Le guerre del ‘quasi’ e del ‘forse’, che non è molto onorevole per le cose militari e per il giornalismo che se ne occupa. Raqqa e Mosul ‘quasi’ cadute ci dice Analisi Difesa in un suo reportage. Dalla quasi guerra alla quasi vittoria, e via rinviando la conclusione di ciò che era stato troppe volte imprudentemente promesso.
«A giudicare dallo spazio dedicato dai grandi media, specie in Italia, non sembra essere una gran notizia la disfatta militare dello Stato Islamico in Iraq e Siria e la probabile morte di Abu Bakr al-Baghdadi, con tutte le conseguenze di cui già da tempo si vedevano le anticipazioni», scrive indignata AD.
Cose militari
Le forze curdo-siriane sostenute dagli Stati Uniti hanno annunciato di aver conquistato una zona a nord-ovest di Raqqa, il quartiere Romaniah, dopo due giorni di combattimenti. L’Osservatorio Siriano da Londra, voce anti Assad vicina ai ribelli, ha fatto sapere che i curdi controllano anche un quartiere nell’est della roccaforte dell’Isis in Siria. Difficile disporre di maggiori dettagli per l’assenza di fonti neutrali sul campo di battaglia.
L’offensiva che ha portato le truppe delle SDF appoggiate da forze speciali anglo-americane a raggiungere la capitale del Califfato avrebbe provocato anche numerose vittime civili. Almeno 653 dal 15 marzo ad oggi a causa dei raid della Coalizione a guida Usa e dell’artiglieria delle milizie curde secondo quanto riferito da Aki-Adnkronos.
Jihadisti utili
Ma l’offensiva in corso su tre lati, lasciando un corridoio a sud che consentirebbe ai 4mila miliziani che si stima difendano la città di ritirarsi.
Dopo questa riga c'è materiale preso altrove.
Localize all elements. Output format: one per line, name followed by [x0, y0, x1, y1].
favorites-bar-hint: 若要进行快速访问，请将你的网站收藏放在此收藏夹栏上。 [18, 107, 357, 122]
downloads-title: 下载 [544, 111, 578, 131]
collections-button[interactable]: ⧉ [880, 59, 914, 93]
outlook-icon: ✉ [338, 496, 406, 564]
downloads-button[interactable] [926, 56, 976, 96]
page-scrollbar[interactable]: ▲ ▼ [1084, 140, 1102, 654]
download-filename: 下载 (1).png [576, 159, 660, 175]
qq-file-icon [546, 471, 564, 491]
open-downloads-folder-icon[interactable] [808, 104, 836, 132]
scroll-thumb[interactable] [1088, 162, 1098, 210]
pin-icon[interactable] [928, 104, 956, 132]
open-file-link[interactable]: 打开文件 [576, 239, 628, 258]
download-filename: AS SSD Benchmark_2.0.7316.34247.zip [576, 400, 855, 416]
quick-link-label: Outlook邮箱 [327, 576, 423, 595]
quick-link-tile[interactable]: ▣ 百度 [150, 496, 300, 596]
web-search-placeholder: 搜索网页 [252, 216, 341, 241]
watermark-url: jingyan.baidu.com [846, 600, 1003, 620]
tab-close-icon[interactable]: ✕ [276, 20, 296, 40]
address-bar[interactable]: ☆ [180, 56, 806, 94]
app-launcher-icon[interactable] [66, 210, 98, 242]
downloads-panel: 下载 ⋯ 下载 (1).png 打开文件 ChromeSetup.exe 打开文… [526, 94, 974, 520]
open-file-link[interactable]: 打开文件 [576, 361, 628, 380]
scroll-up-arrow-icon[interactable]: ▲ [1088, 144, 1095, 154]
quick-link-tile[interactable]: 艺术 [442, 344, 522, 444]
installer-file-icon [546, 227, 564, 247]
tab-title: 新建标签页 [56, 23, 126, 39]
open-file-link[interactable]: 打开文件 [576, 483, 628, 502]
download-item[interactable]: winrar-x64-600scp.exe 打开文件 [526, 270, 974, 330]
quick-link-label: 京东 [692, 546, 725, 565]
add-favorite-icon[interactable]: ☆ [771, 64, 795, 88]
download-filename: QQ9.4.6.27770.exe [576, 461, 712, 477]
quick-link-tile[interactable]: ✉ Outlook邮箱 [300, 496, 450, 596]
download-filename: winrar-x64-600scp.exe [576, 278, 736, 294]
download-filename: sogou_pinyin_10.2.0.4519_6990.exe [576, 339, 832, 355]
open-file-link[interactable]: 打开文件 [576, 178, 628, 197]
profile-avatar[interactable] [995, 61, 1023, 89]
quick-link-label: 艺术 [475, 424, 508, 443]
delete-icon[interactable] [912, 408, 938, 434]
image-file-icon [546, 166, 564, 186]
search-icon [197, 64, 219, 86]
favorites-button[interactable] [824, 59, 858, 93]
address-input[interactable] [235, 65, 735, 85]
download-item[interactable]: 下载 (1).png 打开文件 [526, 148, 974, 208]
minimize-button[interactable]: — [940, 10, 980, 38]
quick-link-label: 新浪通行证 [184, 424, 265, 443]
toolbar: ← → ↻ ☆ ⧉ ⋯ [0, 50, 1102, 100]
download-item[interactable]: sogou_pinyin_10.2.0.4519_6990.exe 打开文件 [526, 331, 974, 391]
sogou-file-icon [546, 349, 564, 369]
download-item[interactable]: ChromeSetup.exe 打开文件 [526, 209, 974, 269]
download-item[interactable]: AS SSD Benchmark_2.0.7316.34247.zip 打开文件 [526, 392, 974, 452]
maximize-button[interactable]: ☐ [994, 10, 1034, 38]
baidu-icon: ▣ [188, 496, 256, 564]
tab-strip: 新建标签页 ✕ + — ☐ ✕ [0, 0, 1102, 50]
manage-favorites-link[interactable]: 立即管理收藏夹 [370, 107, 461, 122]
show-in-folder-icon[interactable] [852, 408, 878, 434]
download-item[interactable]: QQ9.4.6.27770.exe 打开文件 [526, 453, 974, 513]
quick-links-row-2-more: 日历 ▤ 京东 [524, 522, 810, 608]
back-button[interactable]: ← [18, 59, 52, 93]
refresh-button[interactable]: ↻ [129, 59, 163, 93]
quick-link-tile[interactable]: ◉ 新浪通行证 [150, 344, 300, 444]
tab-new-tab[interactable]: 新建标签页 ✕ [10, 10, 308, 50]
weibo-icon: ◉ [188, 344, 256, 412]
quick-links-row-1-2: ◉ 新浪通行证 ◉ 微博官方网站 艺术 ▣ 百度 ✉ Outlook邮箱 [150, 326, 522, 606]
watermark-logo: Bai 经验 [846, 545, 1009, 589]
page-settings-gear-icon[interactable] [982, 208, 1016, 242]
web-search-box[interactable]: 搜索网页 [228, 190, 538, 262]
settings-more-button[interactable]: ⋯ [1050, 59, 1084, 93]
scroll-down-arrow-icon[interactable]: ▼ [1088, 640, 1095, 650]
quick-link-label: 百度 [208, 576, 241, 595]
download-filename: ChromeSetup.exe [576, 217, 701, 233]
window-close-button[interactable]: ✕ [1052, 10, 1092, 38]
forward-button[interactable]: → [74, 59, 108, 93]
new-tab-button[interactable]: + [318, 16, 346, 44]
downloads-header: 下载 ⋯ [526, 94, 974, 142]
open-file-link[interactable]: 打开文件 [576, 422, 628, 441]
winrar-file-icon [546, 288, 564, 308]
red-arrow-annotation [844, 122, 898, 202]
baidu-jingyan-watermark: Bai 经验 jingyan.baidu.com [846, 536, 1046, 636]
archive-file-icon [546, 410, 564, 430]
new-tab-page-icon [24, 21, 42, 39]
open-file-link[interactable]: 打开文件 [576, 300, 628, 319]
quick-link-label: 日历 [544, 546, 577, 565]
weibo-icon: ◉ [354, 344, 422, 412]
L’allarme da parte delle forze armate russe in Siria che stanno monitorando la situazione nell’area di Raqqa che denunciano l’esfiltrazione dei miliziani del Califfato. Mosca accusa la Coalizione a guida Usa e i gruppi armati curdi di permettere ai miliziani dell’Isis di lasciare Raqqa e di “dirigersi verso le province dove sono attive le forze governative siriane”.
Di fatto Washington e i suoi alleati consentirebbero all’Isis di ritirare le sue truppe da Raqqa per consentire loro di continuare a combattere nei settori di Palmyra e di Deir ez Zor contro le truppe di Damasco. Una valutazione resa ancora più credibile dalle reiterate azioni belliche delle forze aeree Usa in Giordania contro le unità militari di Damasco e dei loro alleati nel settore di al-Tanf.
Stop guerra civile
“La guerra civile in Siria si è praticamente fermata” dopo che il 4 maggio ad Astana è stato firmato un memorandum per la creazione delle zone di de-escalation, ha dichiarato il generale russo Serghiei Rudskoi. 2.640 miliziani siriani avrebbero utilizzato le procedure di amnistia del governo siriano, abbandonando le armi nel nord della provincia di Damasco, nelle città di Zabadani, Madaya e Buqeyn. Amnistia e bombe contro Isis e Jabhat al-Nusra. 1.268 raid russi in Siria nell’ultimo mese, colpendo 3.200 obiettivi tra cui stazioni di controllo, depositi di armi e munizioni, basi di trasferimento e campi di addestramento.
L’esercito di Assad ha ripreso il controllo di 105 chilometri del confine con la Giordania e ha raggiunto la frontiera con l’Iraq, nell’Est del Paese, per la prima volta dal 2015, quando la quasi totalità del territorio era nelle mani dello Stato islamico.
Sul fronte di Mosul
La capitale Isis in Iraq che doveva essere liberata da mesi. Il comandante della polizia federale irachena, conferma che l’Isis mantiene il controllo solamente su alcune aree della Città Vecchia, e si sapeva. Le Forze di Mobilitazione popolare, i paramilitari paramilitari sciti, hanno affermato di aver ripreso il controllo di tutte le zone situate a ovest di Mosul.
Ma in Iraq, la vittoria ormai imminente sul Califfato riaccende le tensioni locali. Pochi giorni fa la decisione del presidente del Kurdistan iracheno, Masoud Barzani, di fissare un referendum per l’indipendenza dall’Iraq il 25 settembre. Il governo di Baghdad ha annunciato che respingerà ogni decisione unilaterale delle autorità del Kurdistan per ottenere l’indipendenza. Un’altra guerra? Anche la Turchia, con il primo ministro Binali Yildirim, ha contestato il referendum curdo, parlando di scelta “irresponsabile”.